I see. So what I suggested earlier, dividing the voltage by the current and plot as a complex number would solve the problem... not? (Or you could take magnitude of Fourier transform of the raw fake impulse and divide, but it is less preferable...)

Does that also mean that the true asymptote on the high frequency side is also different from what's shown in the graph?

I changed the inductors in my LPF wound on T27-17 to give a bit extra space between the cores, and in fact I made one of them extra millimeters of leads so that I can move it around. Just moving the inductor a bit makes significant differences in the receiver RF sweep traces. It makes significant impact above 20MHz but particularly on 12/10m (and 11m if you care). My receiver sensitivity is within 10dB of the 20m sensitivity, with image rejection > 30dB, on all 8 bands now.

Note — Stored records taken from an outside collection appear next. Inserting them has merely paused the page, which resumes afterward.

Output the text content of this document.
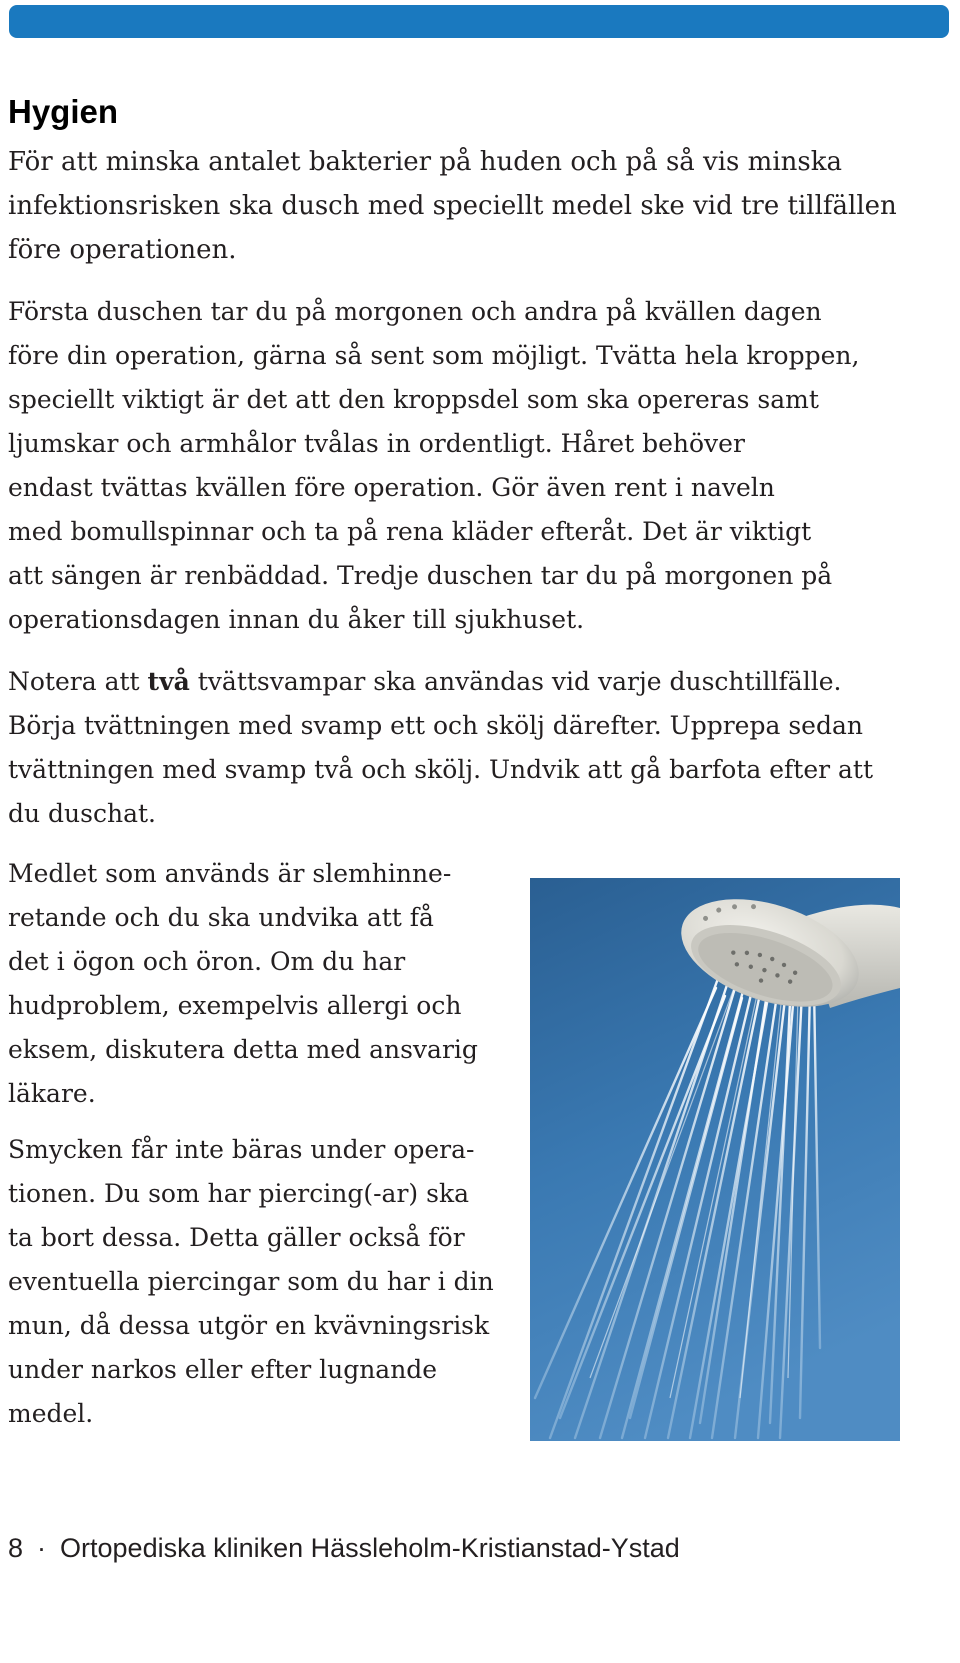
Hygien
För att minska antalet bakterier på huden och på så vis minska
infektionsrisken ska dusch med speciellt medel ske vid tre tillfällen
före operationen.
Första duschen tar du på morgonen och andra på kvällen dagen
före din operation, gärna så sent som möjligt. Tvätta hela kroppen,
speciellt viktigt är det att den kroppsdel som ska opereras samt
ljumskar och armhålor tvålas in ordentligt. Håret behöver
endast tvättas kvällen före operation. Gör även rent i naveln
med bomullspinnar och ta på rena kläder efteråt. Det är viktigt
att sängen är renbäddad. Tredje duschen tar du på morgonen på
operationsdagen innan du åker till sjukhuset.
Notera att två tvättsvampar ska användas vid varje duschtillfälle.
Börja tvättningen med svamp ett och skölj därefter. Upprepa sedan
tvättningen med svamp två och skölj. Undvik att gå barfota efter att
du duschat.
Medlet som används är slemhinne-
retande och du ska undvika att få
det i ögon och öron. Om du har
hudproblem, exempelvis allergi och
eksem, diskutera detta med ansvarig
läkare.
Smycken får inte bäras under opera-
tionen. Du som har piercing(-ar) ska
ta bort dessa. Detta gäller också för
eventuella piercingar som du har i din
mun, då dessa utgör en kvävningsrisk
under narkos eller efter lugnande
medel.
8 · Ortopediska kliniken Hässleholm-Kristianstad-Ystad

I still have a couple of annoying phenomena that I want to defeat over time, but all the major mysteries are now resolved.

I know vast majority of textbooks say toroidal cores are a closed magnetic circuit and their leakage flux is negligible. I don't know of any real RF engineer that believes any of that... be careful with textbooks...

This is no longer speculative. Toroids on QMX boards have some magnetic coupling (most significant on 12/10m). When I made my LPF inductors with several millimeters of leads to move around, the behavior changes in the upper passband depending on how I arrange the inductors. Winding two inductors in the opposite directions also have a different effect. If your QMX is working fine no need to worry but if anyone is only getting weak output power on 20m or 40m while getting good outputs on 30 and 60m, giving the LPF inductors a bit of a space may be worthwhile trying. When people start building high band version, this may be even more significant.

JZ, indeed. I'm deeply in LPF/BPF/amp area and I don't know if I want to pick up another project. Well, mixer is related to BPF issue but I'd rather see all the right questions reported here :-)

So, are you saying that input Z is inductive where f < f_LO, and capacitive otherwise? But then your first trace goes up as f goes below 100k. Isn't that capacitive??

Real transformers have coupling coefficient < 1 and trifilar on a FT50-43 is not leakproof, and that transformer has a lot of magnetizing inductance. So, I would expect the real mixer to have some leakage inductance, especially at higher frequencies. Then there is winding capacitance. So, I would expect the mixer input impedance to be also signal frequency dependent not just relative to the LO frequency. I did note that you made a caveat that parasitics were omitted, but the real simulation needs parasitics...

JZ,

Is n002 an input node with a purely resistive constant impedance to the ground? Why not divide with the input current and plot in the polar or re/im coordinates?

What's the coupling coefficient of the input transformer in your model?